Digiunare per vivere

di , 21 Marzo 2009

Passione… E confermare noi stessi alla volontà di Dio…  Dal messaggio del papa alla nostra vita

Ogni anno, con l’inizio della Quaresima, si risveglia in me un senso di malessere, una ricerca di risposte a domande che non riesco a formulare chiaramente, ma che si possono ricondurre alla richiesta “Maestro, che devo fare di buono per ottenere la vita eterna?” (Mt 19,16).  Temo che la Pasqua arrivi e passi come un qualsiasi altro giorno, senza trasformarmi, senza convertirmi. Ho paura di perdere un’altra occasione, di lasciarmi sfuggire il regno ora “che è vicino”, “mentre si fa trovare” (Is 55,6-7).

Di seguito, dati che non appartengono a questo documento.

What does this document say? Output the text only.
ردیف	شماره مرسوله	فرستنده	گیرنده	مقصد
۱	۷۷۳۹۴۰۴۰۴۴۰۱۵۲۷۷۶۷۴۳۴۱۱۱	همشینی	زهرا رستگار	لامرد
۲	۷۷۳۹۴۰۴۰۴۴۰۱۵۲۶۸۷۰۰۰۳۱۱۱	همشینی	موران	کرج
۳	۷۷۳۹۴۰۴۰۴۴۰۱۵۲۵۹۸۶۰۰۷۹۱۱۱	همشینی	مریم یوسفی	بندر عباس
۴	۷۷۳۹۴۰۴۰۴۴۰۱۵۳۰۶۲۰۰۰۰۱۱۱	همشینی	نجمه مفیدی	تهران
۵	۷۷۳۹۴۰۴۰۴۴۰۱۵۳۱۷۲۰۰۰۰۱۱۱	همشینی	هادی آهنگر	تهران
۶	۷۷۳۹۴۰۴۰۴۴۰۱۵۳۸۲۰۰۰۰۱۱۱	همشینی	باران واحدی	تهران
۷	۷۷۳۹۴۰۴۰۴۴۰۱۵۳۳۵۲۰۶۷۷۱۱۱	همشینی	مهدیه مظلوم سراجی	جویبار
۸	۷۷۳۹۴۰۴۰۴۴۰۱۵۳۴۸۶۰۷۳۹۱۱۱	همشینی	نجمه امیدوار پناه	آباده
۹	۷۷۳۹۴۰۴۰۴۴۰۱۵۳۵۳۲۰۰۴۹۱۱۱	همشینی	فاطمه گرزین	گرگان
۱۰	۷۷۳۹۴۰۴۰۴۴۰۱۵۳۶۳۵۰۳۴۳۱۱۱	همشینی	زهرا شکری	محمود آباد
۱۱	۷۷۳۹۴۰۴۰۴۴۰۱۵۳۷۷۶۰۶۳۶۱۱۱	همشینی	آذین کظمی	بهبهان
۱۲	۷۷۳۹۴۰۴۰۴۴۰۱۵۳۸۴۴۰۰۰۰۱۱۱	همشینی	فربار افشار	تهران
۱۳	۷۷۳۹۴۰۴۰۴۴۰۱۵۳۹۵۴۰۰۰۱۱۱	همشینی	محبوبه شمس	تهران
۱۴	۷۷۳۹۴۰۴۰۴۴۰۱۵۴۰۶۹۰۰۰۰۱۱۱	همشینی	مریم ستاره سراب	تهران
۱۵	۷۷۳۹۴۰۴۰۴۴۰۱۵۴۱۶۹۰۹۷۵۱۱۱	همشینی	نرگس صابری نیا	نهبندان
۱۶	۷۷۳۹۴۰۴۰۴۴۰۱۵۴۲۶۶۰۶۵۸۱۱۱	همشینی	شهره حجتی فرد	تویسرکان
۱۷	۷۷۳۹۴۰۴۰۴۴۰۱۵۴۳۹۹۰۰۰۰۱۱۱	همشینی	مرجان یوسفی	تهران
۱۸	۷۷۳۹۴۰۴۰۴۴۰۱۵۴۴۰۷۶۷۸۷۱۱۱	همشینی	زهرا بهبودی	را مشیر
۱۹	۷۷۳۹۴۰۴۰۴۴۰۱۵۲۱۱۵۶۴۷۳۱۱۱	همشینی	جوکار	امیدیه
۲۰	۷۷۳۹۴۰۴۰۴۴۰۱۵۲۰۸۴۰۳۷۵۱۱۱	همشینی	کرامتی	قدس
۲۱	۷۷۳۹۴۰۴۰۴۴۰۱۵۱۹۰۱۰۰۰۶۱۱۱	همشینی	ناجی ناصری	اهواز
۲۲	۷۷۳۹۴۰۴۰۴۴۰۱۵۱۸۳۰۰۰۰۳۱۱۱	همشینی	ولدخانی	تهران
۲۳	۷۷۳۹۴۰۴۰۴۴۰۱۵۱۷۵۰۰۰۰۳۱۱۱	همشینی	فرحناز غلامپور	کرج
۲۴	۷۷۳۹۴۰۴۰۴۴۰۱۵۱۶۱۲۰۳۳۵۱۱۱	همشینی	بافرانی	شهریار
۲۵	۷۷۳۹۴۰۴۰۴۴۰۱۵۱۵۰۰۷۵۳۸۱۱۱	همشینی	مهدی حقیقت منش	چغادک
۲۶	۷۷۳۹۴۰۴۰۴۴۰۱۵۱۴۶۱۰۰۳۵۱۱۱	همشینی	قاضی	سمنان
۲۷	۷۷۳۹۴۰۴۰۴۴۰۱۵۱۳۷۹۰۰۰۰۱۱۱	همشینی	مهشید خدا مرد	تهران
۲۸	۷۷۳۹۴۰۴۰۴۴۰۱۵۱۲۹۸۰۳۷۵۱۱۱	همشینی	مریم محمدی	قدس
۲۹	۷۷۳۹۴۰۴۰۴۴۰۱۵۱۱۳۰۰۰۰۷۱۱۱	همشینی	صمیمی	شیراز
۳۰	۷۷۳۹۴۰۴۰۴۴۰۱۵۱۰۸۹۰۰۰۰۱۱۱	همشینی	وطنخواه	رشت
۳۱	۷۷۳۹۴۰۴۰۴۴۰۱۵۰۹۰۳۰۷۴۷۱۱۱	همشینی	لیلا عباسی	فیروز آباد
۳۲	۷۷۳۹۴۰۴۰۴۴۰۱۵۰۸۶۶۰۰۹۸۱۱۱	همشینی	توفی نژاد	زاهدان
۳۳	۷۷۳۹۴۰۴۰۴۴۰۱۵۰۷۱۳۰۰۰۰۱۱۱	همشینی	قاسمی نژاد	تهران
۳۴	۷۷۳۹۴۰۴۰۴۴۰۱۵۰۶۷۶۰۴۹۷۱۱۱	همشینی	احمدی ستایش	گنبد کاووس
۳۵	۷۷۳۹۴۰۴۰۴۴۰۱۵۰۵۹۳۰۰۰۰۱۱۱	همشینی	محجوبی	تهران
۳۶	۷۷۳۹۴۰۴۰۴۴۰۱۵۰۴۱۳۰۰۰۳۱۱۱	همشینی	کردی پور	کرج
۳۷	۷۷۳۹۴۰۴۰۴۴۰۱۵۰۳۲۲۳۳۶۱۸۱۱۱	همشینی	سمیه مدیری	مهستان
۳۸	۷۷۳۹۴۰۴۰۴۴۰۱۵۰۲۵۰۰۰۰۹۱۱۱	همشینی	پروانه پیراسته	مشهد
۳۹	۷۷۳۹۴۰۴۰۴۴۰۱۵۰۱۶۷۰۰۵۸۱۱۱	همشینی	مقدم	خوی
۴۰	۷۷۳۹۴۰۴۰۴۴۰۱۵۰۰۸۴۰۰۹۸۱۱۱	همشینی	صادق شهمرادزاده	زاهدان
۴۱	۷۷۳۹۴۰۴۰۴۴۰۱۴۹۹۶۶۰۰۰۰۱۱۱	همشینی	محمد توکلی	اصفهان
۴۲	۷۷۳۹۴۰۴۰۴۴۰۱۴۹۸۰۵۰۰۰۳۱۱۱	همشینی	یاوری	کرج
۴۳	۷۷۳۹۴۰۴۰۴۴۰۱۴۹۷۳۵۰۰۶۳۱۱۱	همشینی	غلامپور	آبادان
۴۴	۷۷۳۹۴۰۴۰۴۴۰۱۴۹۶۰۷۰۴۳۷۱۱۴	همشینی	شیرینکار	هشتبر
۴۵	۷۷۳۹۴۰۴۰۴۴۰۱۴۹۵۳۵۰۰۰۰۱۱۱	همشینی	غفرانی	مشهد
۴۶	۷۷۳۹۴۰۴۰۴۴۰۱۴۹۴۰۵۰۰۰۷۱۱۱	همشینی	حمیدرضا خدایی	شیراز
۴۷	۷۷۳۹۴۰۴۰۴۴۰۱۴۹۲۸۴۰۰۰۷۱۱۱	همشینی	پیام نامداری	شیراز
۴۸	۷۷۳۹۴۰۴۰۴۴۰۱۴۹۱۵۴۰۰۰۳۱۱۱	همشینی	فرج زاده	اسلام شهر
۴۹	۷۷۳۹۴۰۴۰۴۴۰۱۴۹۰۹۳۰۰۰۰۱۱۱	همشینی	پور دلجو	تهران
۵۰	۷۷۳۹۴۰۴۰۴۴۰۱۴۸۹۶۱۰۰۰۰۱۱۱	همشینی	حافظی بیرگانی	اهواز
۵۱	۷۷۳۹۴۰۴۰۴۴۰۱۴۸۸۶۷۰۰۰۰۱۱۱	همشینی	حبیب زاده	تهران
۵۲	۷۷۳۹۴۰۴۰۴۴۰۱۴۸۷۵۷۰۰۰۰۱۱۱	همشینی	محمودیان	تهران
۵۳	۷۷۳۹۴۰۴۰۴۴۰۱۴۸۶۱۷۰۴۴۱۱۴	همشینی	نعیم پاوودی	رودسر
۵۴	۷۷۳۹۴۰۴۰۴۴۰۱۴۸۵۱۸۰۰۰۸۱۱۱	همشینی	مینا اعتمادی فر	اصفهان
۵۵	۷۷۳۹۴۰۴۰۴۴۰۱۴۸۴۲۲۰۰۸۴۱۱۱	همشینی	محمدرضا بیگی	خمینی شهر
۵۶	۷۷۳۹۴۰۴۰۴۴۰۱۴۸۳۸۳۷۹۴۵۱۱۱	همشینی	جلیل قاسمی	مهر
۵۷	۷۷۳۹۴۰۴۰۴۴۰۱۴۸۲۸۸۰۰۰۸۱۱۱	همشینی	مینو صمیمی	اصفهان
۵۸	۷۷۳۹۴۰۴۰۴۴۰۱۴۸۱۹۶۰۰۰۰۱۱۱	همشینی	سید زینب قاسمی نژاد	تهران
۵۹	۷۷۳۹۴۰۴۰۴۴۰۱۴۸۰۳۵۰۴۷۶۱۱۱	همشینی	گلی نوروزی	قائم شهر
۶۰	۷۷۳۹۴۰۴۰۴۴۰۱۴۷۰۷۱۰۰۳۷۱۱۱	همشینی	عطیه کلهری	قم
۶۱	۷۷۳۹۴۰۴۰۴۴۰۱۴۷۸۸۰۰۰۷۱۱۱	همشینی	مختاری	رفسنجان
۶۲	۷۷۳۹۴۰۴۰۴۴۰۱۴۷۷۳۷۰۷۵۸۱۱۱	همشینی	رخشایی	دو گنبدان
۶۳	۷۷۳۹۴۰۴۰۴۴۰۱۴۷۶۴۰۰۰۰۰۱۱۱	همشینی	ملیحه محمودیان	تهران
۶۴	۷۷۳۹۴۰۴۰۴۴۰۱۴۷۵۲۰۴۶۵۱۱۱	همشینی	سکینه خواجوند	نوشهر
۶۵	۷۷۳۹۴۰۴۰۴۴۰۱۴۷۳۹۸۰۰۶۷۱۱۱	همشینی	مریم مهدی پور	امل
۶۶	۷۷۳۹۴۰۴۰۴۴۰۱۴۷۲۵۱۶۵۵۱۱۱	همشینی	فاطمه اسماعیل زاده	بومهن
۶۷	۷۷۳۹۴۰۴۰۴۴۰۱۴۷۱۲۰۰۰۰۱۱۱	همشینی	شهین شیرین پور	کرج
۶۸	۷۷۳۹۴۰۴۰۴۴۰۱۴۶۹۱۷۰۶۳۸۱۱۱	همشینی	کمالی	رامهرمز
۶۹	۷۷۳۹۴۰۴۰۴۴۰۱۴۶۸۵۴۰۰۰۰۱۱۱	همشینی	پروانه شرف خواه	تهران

La Chiesa mi indica la strada: preghiera elemosina, digiuno. Ma io so bene che posso partecipare agli incontri di preghiera senza riuscire a pregare; posso rispondere alle richieste di “elemosina” che varie associazioni ci propongono senza vivere la carità; posso persino digiunare senza… Senza che cosa?  Qual è lo scopo?  Perché queste pratiche mi aiutino, ho bisogno di scoprirne il valore e il senso.

Ecco l’occasione di soffermarmi sulla riflessione offertaci dal papa per comprendere il valore e il senso del digiuno.  Dice il papa: “conformare se stessi alla volontà di Dio”.   Digiunare quindi per ricordarmi che al centro non sono “io”, ma la Sua volontà.  Svuotarmi di me per far posto a Lui.  Ecco che il mio malessere trova una prima risposta: è la domanda che è sbagliata.  Non devo chiedermi “cosa posso fare”, ma cosa Dio vuole fare con me. Io devo “solo” svuotarmi di me per lasciar fare a Lui.

Spesso mi ha colpito nel brano del Vangelo la precisazione che dopo il lungo digiuno “Gesù ebbe fame”.  Perché Matteo sottolinea qualcosa che può sembrare così ovvio? Questo mi aiuta a comprendere lo scopo del digiuno: riscoprire il deserto per provare la fame: fame di Dio, della sua Parola, della sua Tenerezza.  Insomma fame delle cose necessarie. Fame di comunione. Con Dio e con i fratelli.  Questa è la chiamata di cui parla il papa: “Vivere per Dio e per i fratelli”. Di più: vivere di Dio e dei fratelli. “Non di solo pane…”.

Ecco allora che il digiuno prende senso se mi spinge verso gli altri; se diventa condivisione del mio benessere e della loro fame; se mi apre all’accoglienza dei fratelli e mi spinge ad incontrare i loro bisogni e le loro aspirazioni.  “Fare di sé dono totale a Dio”: è un progetto troppo grande da realizzare. Se si è soli. Ma se diventa cammino comunitario, se si lascia che sia Dio ad agire…. E forse stavolta Pasqua segnerà la nostra conversione!